Now, the instant the bullet leaves the muzzle, the air resistance creates a strong deceleration force along the bullet axis, resulting in a decrease in the 90 degree rotational force of the bullet, allowing the bullet to stay together.

The rotation of the bullet decreases slowly along the bullet path and the deceleration of the bullet also decreases, keeping the vector of the two forces at some angle less than 90 degrees to the bullet axis.

Even after the bullet penetrates into the wet paper medium it is still spinning rapidly with little loss in rpm, but is decelerating rapidly until until the velocity decreases to the point where is more easily penetrates the wet paper, the deceleration vector has decreased to the point where the total vector or force is directed almost at 90 degrees along the bullet axis.
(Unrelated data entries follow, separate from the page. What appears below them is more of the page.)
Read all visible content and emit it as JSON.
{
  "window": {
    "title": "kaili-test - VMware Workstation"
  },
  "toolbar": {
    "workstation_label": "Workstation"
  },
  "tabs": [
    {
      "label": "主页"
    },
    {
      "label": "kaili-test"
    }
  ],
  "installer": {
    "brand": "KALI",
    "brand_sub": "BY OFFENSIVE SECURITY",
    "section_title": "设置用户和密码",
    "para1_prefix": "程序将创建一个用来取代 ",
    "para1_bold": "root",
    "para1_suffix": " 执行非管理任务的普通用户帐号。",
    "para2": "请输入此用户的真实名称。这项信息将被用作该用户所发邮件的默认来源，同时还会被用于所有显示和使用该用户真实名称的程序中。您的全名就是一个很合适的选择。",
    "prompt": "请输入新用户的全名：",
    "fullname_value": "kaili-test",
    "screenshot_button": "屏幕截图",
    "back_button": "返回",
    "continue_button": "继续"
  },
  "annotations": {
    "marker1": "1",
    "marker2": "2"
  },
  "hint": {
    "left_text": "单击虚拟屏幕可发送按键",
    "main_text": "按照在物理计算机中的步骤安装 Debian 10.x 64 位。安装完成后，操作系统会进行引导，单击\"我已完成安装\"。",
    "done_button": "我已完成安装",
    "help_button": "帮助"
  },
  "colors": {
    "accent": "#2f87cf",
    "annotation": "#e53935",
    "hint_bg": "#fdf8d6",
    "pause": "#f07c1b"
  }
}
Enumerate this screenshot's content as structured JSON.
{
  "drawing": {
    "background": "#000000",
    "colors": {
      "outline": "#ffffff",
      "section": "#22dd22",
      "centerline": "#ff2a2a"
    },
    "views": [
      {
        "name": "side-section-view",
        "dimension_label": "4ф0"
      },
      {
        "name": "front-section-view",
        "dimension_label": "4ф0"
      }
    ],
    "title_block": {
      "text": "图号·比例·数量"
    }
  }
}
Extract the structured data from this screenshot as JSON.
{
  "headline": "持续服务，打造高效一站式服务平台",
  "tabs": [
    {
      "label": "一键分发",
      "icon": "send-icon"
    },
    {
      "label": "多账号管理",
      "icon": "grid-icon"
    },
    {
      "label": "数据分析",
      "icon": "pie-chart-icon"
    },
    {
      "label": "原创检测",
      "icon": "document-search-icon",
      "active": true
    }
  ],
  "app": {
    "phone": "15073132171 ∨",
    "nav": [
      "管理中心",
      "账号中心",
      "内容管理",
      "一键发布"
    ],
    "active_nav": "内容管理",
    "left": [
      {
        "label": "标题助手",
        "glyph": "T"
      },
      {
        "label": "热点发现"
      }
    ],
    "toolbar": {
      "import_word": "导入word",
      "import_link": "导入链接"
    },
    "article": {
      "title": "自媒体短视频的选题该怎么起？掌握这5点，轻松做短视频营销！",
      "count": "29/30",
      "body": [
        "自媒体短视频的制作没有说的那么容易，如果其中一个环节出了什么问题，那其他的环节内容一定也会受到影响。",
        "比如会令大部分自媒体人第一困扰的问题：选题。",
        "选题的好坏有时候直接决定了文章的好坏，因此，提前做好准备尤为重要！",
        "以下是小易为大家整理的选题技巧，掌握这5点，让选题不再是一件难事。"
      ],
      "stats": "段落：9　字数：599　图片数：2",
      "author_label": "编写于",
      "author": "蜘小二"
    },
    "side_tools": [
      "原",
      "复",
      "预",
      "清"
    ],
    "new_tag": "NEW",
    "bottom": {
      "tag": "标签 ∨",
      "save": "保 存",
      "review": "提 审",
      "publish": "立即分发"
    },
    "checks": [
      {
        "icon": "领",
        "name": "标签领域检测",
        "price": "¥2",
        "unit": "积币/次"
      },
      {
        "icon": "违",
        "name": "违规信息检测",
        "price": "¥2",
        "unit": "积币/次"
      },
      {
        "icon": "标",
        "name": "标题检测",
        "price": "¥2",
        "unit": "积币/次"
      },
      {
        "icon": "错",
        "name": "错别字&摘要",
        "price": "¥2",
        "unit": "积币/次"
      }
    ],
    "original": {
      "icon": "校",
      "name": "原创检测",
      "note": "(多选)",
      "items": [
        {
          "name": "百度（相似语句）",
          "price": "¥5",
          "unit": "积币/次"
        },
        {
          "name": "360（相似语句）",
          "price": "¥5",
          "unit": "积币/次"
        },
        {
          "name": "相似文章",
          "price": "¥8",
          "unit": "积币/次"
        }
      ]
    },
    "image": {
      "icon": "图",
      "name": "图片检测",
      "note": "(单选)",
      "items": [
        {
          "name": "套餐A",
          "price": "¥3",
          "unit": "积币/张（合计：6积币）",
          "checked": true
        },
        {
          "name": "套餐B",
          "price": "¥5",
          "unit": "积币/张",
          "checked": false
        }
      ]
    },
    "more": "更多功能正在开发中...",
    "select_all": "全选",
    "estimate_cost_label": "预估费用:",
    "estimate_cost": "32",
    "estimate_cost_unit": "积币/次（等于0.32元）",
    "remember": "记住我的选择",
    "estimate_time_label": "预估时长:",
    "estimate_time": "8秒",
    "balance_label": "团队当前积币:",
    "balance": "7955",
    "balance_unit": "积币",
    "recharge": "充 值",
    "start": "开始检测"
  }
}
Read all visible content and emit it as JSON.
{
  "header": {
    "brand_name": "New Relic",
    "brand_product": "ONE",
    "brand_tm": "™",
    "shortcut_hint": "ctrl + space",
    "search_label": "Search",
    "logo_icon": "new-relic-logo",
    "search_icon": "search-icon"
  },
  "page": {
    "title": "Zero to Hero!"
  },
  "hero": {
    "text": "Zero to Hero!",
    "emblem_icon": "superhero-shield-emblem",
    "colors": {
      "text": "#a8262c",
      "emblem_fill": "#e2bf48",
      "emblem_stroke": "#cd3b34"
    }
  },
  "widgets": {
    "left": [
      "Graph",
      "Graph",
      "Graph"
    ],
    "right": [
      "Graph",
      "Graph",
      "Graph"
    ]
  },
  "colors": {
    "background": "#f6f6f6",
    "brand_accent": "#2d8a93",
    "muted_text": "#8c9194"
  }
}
Think about slapping your hand on the surface of water The resistance of the water to your hand is quite strong until the velocity of your hand slows down. Your hand decelerates and the force against your hand decreases.

In short - The vector of the rotational force and deceleration force has now moved toward the diameter of the bullet and is now great enough to overcome the strength of the brittle lead and plating and the bullet disintegrates.

Like I said, it's a WAG and I am no physicist and may be completely wrong on my interpretation of the rotational and deceleration vector forces on the bullet.

I'm surprised I actually understood that. Good stuff. No idea if that's what's happening or not, but I get what you're explaining and it makes sense.

A working thought of mine was that ~6" of travel through wet paper slowed the bullet's forward movement to the point that it's rotation caused a sudden yaw and stressed the bullet along it's long axis, causing it to explode b/c it's so brittle. Isn't 6" a roughly typical amount of penetration that a standard 5.56 M193 round experiences before it yaws and continues an arced path (along the vector of the yaw) through the target medium?

...IOW- M193 yaws (possibly breaks) but the fragments travel more or less along the same axis as the yaw that was induced (typical arced 5.56 wound channel). Whereas mine hit that same 'yaw point' in penetration but shatter violently b/c they lack the malleability needed to endure the sudden change in direction like a soft-cored M193 would...make sense?

Kinda like what you're saying...I think :) ...but I'm no physicist or ballistics expert either.

Well, my projectiles weren't as fun as 2000lb bombs, but now that you mention it, I'd like to section these just to do some visual inspections of the plating thickness but I don't know what I'd use to cut them cleanly.

32 TPI hacksaw should work. Get Starrett blades, and treat them right, and they should last a long time, too. https://www.amazon.com/Starrett-KBS1232-2-Bi-Metal-Safe-Flex-Hacksaw/dp/B000FCINVQ/ref=sr_1_1?dchild=1&keywords=starrett+32+tpi+hacksaw+blade&qid=1592870594&sr=8-1

Nicholson is probably easier to find, and may be cheaper.

Or use a grinding wheel to grind off half of the boolit.